Muhtemelen ondandır ki Semih Çelik adındaki psikopat da bu yüzden bir kaç hafta tedavi görüp daha sonrasında evine gönderildi. Araştırmak gerekiyor.
Ülkedeki yönetme beceriksizliğine artık şaşırmıyorum aslında.
Eğitimsiz, bencil, kendi yakın çevresinden başka kimseyi önemsemeyen liyakatsiz birine bir bakkal emanet etseniz belki bir süre orayı işletmeyi becerebilir.
Ama işler kompleks hale geldikçe kontrolü kaybeder.
İşte AKP iktidarının bugünkü durumu ekonomiden, sağlığa, eğitimden, spora akla gelebilecek her türlü alan da tam da bu şekilde.
Kadrolaşma o kadar yeteneksiz kişileri yetki sahibi yaptı ki sistemde hataları görseler bile çözecek kudretleri yok.
Bu kapasitesiz, liyakatsiz kadrolar toplum güvenliğini sağlayacak yetkinlikte değiller.
Sorunun sistemsel olduğunu bile anlamıyorlar.
Başka bir örnek vereyim.
Almanya’ya gelenler bilir. Bir çok Avrupa ülkesinde olduğu gibi yaya geçidine adımınızı attığınız anda araçlar durur.

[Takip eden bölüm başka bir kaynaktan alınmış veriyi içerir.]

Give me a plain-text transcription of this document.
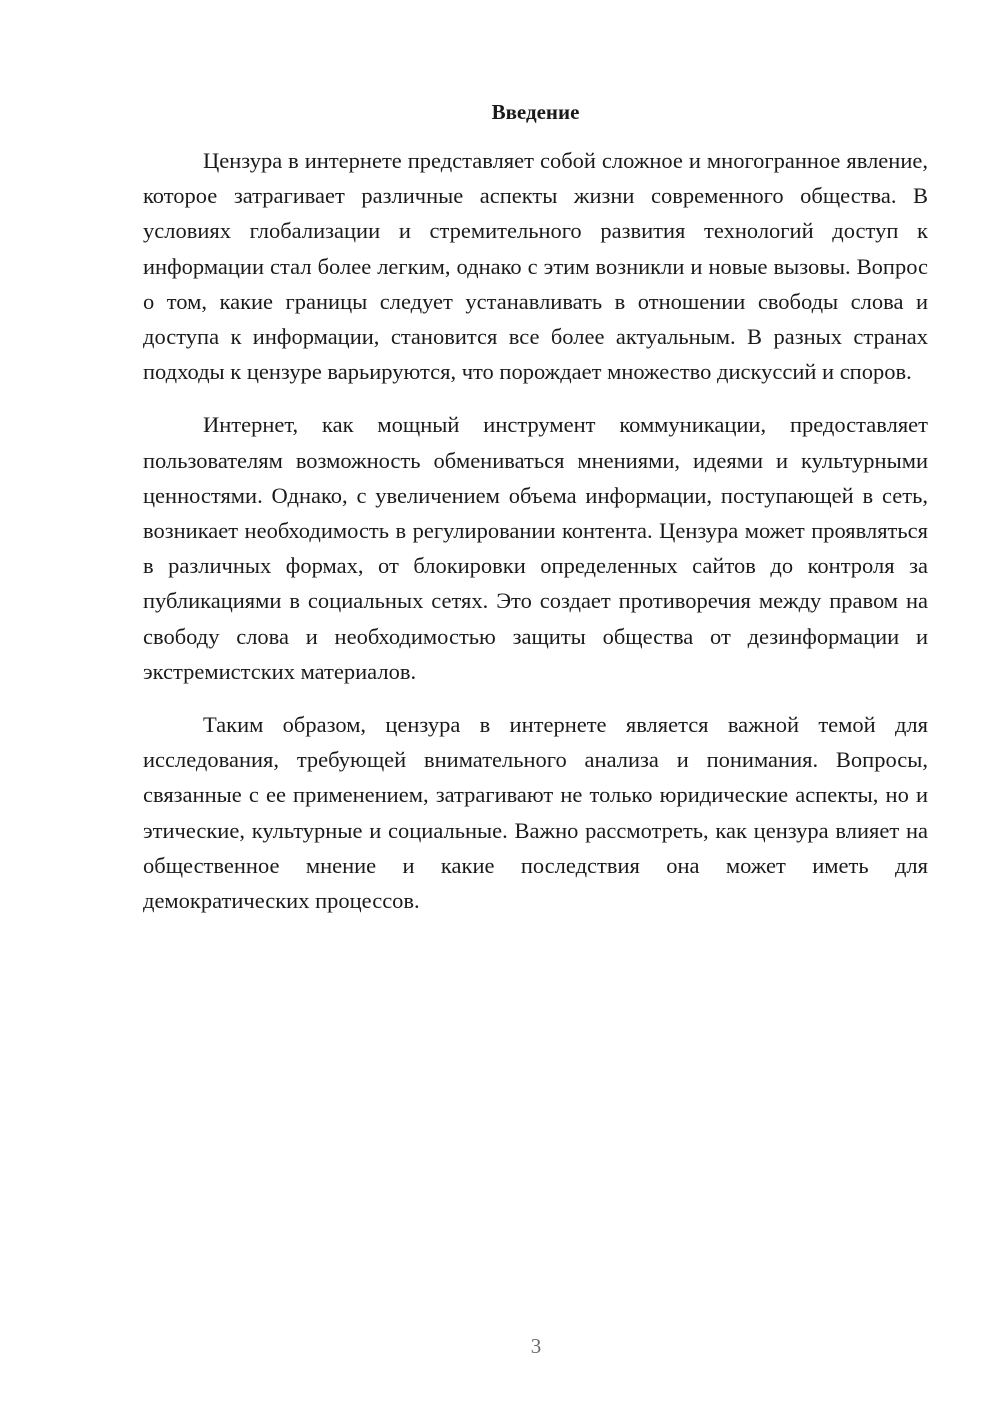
Введение

Цензура в интернете представляет собой сложное и многогранное явление, которое затрагивает различные аспекты жизни современного общества. В условиях глобализации и стремительного развития технологий доступ к информации стал более легким, однако с этим возникли и новые вызовы. Вопрос о том, какие границы следует устанавливать в отношении свободы слова и доступа к информации, становится все более актуальным. В разных странах подходы к цензуре варьируются, что порождает множество дискуссий и споров.

Интернет, как мощный инструмент коммуникации, предоставляет пользователям возможность обмениваться мнениями, идеями и культурными ценностями. Однако, с увеличением объема информации, поступающей в сеть, возникает необходимость в регулировании контента. Цензура может проявляться в различных формах, от блокировки определенных сайтов до контроля за публикациями в социальных сетях. Это создает противоречия между правом на свободу слова и необходимостью защиты общества от дезинформации и экстремистских материалов.

Таким образом, цензура в интернете является важной темой для исследования, требующей внимательного анализа и понимания. Вопросы, связанные с ее применением, затрагивают не только юридические аспекты, но и этические, культурные и социальные. Важно рассмотреть, как цензура влияет на общественное мнение и какие последствия она может иметь для демократических процессов.

3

Aslında kural bunu söyler zaten ama biz yine de şaşırırız.
Almanya’nın Stuttgart şehrinde 1958’de yapılan bir sosyal deneyin video kaydında bebek arabasıyla yaya geçidinden geçmeye çalışan bir kadına kimsenin yol vermediği görülüyor.

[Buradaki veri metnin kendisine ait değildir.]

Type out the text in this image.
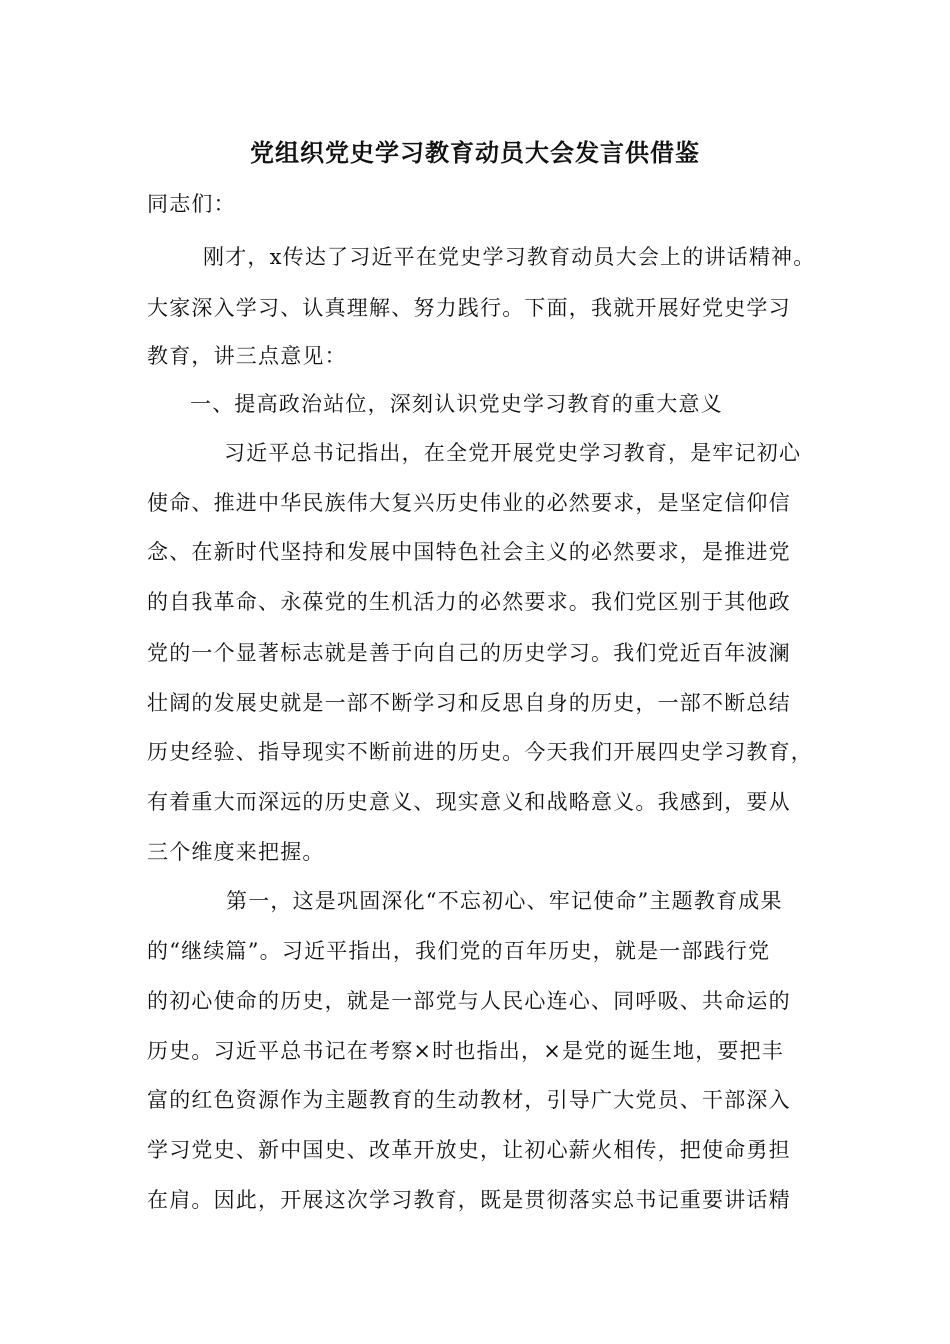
党组织党史学习教育动员大会发言供借鉴
同志们：
刚才，x传达了习近平在党史学习教育动员大会上的讲话精神。
大家深入学习、认真理解、努力践行。下面，我就开展好党史学习
教育，讲三点意见：
一、提高政治站位，深刻认识党史学习教育的重大意义
习近平总书记指出，在全党开展党史学习教育，是牢记初心
使命、推进中华民族伟大复兴历史伟业的必然要求，是坚定信仰信
念、在新时代坚持和发展中国特色社会主义的必然要求，是推进党
的自我革命、永葆党的生机活力的必然要求。我们党区别于其他政
党的一个显著标志就是善于向自己的历史学习。我们党近百年波澜
壮阔的发展史就是一部不断学习和反思自身的历史，一部不断总结
历史经验、指导现实不断前进的历史。今天我们开展四史学习教育，
有着重大而深远的历史意义、现实意义和战略意义。我感到，要从
三个维度来把握。
第一，这是巩固深化“不忘初心、牢记使命”主题教育成果
的“继续篇”。习近平指出，我们党的百年历史，就是一部践行党
的初心使命的历史，就是一部党与人民心连心、同呼吸、共命运的
历史。习近平总书记在考察×时也指出，×是党的诞生地，要把丰
富的红色资源作为主题教育的生动教材，引导广大党员、干部深入
学习党史、新中国史、改革开放史，让初心薪火相传，把使命勇担
在肩。因此，开展这次学习教育，既是贯彻落实总书记重要讲话精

Daha sonrasında istisnasız öyle caydırıcı cezalar verilmeye başlanıyor ki toplum zorla “eğitilmiş” oluyor.
Devlet isterse her sorunu çözebilir.
Öncelikle sorunu tespit edip daha sonra da bu sorunu çözmek için irade göstermesi gerekir.
Toplumun çürümüşlüğünden dolayı artık daha radikal kararlar alınması gerekiyor.
Büyük devlet olmak 90 tane koruma aracıyla Cuma namazına gitmek ile ölçülmüyor.
Büyük devlet sokaklarından suçu olabildiğince azaltan ve böylelikle halkını koruyan devlettir.
Son sözüm de Türk televizyon dizi yapımcıları ve kanallara...
Kadının şiddet görmediği, aldatılmadığı, erkeklerin birbirine racon kesmediği, kurşun sıkmadığı dizi yazabilecek zekası olan senaristiniz yok mu?
Yoksa ben sizin için yazarım.
Eğer varsa ama umrunuzda değilse bu toplumun bu denli yozlaşmasının bir nedeni de sizsiniz.
Ben aksiyon dizisi olmasın demiyorum.
Ama artık dizilerin tamamı şiddet içeriyor.
Ve belli ki bu diziler topluma iyi gelmiyor.